I think the idea is that it will only change its values in a particular direction if that helped it realise its current values. So it won’t changes its values if doing so would mean that it would do horrible things according to its current values. A philosophical thing lurking in the background is that you can’t work out the correct values just by good thinking, rather basic starting values are thinking-independent, as long as your consistent: no amount of intelligence and reasoning will make you arrive at the correct ones. (They call this the “orthagonality thesis”, but a similar idea is known in academic philosophy as Humeanism about moral motivation. It’s quite mainstream but not without its critics).
‘...the thought of a superpowerful AI that shares the value system of e.g. LessWrong is slightly terrifying to me.‘
Old post, but I’ve meant to say this for several months: Whilst I am not a fan of Yudkowsky, I do think that his stuff about this showed a fair amount of sensitivity to the idea that it would be unfair if a particular group of people just programed their values into the AI, taking no heed of the fact that humans disagree. (Not that that means there is no reason to worry about the proposal to build a “good” AI that runs everything).

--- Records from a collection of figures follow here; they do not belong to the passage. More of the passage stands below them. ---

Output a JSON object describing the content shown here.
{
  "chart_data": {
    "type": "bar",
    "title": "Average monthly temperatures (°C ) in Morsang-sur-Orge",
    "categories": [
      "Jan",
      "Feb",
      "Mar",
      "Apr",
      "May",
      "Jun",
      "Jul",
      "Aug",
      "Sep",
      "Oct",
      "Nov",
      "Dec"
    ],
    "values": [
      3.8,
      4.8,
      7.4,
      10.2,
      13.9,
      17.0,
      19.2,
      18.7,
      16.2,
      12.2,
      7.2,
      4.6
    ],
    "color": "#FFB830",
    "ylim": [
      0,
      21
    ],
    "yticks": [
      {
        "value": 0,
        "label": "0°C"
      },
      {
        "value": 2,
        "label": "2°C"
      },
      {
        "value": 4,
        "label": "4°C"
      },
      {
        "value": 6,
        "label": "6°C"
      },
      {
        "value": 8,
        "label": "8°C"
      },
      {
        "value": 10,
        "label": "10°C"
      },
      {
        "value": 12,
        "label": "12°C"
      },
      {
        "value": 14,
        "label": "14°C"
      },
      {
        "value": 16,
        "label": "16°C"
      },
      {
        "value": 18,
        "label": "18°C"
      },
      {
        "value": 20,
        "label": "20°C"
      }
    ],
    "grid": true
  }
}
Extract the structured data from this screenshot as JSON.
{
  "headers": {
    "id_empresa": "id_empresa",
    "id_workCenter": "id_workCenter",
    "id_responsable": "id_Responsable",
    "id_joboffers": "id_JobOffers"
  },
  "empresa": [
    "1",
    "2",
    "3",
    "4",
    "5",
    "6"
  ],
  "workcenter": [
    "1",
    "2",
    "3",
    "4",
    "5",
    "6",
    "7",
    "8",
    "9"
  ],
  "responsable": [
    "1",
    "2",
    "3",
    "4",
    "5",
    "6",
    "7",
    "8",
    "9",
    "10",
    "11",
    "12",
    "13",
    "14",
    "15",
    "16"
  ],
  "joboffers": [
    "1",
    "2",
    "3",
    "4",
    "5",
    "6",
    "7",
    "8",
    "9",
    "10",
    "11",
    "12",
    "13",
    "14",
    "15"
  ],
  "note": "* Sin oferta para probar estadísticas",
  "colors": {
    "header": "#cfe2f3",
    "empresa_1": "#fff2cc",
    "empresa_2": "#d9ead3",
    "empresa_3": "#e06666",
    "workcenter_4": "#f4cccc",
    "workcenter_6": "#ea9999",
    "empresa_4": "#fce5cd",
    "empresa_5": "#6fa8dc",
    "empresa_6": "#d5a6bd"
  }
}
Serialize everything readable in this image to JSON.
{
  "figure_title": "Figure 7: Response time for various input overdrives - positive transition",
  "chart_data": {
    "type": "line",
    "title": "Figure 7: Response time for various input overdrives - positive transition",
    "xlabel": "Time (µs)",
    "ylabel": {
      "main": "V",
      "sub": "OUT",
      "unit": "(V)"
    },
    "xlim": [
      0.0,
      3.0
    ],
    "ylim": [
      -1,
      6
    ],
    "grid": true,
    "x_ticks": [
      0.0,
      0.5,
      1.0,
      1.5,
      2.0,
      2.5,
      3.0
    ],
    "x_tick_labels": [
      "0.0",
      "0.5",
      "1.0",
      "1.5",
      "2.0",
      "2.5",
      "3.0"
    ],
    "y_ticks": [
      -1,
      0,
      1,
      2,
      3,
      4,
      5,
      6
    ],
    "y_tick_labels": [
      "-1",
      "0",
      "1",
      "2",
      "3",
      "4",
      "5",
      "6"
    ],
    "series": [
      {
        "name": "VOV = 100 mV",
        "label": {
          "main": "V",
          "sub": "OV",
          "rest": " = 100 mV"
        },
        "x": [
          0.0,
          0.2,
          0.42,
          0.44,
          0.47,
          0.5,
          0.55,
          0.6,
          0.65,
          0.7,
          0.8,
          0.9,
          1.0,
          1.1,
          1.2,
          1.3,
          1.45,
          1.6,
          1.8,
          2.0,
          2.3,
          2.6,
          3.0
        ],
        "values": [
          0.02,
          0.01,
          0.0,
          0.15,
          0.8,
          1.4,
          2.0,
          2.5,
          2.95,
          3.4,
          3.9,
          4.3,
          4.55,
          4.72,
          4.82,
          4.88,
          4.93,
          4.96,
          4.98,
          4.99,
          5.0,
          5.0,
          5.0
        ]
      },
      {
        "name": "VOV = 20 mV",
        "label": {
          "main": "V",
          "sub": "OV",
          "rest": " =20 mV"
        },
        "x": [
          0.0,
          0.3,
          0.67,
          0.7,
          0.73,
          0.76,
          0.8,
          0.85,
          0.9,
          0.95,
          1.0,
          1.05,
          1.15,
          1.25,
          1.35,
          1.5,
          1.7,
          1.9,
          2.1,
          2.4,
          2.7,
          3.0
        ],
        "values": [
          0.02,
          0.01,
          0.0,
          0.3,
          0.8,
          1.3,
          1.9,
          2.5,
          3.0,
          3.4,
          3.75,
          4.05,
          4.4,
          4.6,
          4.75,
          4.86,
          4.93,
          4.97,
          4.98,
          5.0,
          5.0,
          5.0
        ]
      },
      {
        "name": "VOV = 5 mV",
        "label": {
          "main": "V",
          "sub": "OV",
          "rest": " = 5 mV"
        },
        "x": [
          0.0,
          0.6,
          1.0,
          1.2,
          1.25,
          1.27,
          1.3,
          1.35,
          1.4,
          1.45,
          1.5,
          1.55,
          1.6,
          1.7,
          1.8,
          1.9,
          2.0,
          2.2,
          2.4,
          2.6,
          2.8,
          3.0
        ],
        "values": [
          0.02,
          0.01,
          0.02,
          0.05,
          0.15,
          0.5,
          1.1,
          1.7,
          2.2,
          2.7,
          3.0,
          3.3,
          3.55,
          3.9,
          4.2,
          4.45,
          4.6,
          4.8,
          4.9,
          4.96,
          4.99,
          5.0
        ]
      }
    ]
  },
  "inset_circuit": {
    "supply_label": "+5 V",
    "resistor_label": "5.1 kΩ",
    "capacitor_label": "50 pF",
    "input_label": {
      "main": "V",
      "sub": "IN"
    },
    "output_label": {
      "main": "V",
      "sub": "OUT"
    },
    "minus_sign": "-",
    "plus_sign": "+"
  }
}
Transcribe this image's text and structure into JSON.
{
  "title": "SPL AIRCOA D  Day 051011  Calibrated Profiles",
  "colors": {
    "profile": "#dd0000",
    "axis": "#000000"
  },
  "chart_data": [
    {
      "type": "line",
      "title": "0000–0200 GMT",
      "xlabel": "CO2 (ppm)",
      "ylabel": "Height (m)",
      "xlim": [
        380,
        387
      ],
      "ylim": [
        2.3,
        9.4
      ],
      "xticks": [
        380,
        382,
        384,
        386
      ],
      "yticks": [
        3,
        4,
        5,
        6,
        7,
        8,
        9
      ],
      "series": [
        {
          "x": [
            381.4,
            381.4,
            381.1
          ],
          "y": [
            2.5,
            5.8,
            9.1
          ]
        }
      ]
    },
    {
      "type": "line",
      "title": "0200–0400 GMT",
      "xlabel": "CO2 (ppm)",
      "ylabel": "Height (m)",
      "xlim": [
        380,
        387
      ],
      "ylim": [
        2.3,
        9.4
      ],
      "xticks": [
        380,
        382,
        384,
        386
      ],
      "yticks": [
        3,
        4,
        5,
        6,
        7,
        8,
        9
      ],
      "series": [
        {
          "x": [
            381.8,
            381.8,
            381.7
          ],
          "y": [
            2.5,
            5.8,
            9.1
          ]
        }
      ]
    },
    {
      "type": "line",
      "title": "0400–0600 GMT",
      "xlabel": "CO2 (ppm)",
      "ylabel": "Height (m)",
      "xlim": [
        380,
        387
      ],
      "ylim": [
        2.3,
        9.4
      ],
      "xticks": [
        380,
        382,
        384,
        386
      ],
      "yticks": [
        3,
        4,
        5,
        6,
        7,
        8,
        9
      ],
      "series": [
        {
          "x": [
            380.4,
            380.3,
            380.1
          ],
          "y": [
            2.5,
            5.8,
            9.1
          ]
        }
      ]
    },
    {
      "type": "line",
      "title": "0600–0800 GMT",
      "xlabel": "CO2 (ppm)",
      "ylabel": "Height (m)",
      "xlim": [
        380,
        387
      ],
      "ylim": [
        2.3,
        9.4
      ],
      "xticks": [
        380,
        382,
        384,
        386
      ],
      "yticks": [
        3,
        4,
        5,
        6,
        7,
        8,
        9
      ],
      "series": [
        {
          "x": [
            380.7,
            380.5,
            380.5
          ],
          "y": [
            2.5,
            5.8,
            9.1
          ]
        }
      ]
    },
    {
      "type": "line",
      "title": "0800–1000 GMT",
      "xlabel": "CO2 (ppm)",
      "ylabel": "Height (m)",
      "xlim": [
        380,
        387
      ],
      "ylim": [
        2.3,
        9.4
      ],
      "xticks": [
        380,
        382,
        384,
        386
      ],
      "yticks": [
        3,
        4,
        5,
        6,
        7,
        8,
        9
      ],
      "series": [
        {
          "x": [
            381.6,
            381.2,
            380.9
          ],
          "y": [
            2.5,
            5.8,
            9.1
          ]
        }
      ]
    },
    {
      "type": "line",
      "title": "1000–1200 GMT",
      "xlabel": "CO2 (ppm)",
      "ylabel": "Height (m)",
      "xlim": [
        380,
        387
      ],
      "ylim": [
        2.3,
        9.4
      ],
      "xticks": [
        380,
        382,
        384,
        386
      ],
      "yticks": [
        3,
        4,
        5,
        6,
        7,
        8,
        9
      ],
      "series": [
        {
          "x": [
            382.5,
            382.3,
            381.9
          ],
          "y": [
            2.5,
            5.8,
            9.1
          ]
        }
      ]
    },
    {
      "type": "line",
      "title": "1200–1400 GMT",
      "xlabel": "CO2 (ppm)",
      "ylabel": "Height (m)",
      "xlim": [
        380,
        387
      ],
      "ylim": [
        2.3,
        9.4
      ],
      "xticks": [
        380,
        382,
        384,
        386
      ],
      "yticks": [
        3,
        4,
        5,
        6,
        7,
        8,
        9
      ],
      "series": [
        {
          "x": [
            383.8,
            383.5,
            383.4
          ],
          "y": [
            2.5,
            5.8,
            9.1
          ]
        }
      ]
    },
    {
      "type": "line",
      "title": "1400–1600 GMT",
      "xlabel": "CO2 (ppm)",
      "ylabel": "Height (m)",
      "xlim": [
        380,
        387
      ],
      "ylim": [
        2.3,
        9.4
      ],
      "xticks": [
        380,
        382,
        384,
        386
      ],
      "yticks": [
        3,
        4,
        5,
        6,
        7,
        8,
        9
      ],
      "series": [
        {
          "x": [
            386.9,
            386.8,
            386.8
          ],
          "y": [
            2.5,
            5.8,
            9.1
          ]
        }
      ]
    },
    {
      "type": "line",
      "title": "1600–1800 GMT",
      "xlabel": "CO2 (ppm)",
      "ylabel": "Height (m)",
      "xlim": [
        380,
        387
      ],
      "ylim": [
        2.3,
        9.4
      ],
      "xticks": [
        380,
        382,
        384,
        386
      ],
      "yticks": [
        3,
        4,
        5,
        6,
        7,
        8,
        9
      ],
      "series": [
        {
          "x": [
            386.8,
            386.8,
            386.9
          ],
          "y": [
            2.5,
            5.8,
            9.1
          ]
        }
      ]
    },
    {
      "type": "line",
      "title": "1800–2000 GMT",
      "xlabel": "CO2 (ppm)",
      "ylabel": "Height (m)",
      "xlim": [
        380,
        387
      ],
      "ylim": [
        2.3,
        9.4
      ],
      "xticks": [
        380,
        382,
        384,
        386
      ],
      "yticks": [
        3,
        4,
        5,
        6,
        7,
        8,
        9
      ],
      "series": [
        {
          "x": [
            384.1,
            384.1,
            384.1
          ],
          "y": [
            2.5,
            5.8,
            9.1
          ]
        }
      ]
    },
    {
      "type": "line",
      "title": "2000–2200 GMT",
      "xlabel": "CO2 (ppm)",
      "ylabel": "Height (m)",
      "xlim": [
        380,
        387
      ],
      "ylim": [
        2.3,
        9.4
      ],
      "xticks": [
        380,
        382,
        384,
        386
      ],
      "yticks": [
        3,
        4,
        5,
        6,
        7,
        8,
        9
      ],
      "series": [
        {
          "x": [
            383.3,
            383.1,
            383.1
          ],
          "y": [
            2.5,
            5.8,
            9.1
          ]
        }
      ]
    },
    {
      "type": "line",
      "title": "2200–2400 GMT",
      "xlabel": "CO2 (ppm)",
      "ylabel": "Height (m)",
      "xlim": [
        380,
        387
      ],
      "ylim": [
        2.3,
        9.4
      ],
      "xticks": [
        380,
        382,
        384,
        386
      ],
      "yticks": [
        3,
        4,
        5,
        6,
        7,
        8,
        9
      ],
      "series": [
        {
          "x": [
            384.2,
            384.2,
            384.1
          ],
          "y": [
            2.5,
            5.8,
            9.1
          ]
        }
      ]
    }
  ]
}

His original (since abandoned I think) proposal, was that we would get the AI to have goal like ‘maximizes things all or pretty much all fully informed humans would agree are good, minimizes things all or almost all fully informed would humans agree are bad, and where humans would disagree on whether something is good or bad even after being fully informed of all relevant facts, try and minimize your impact on that thing, and leave it up to humans to sort out amongst themselves.’ (Not an exact rendition, but close enough for present purposes.) Of course, there’s a sense in which that still embodies liberal democratic values about what is fair, but I’m guessing if your a contemporary person with a humanities degree, you probably share those very broad and abstract values.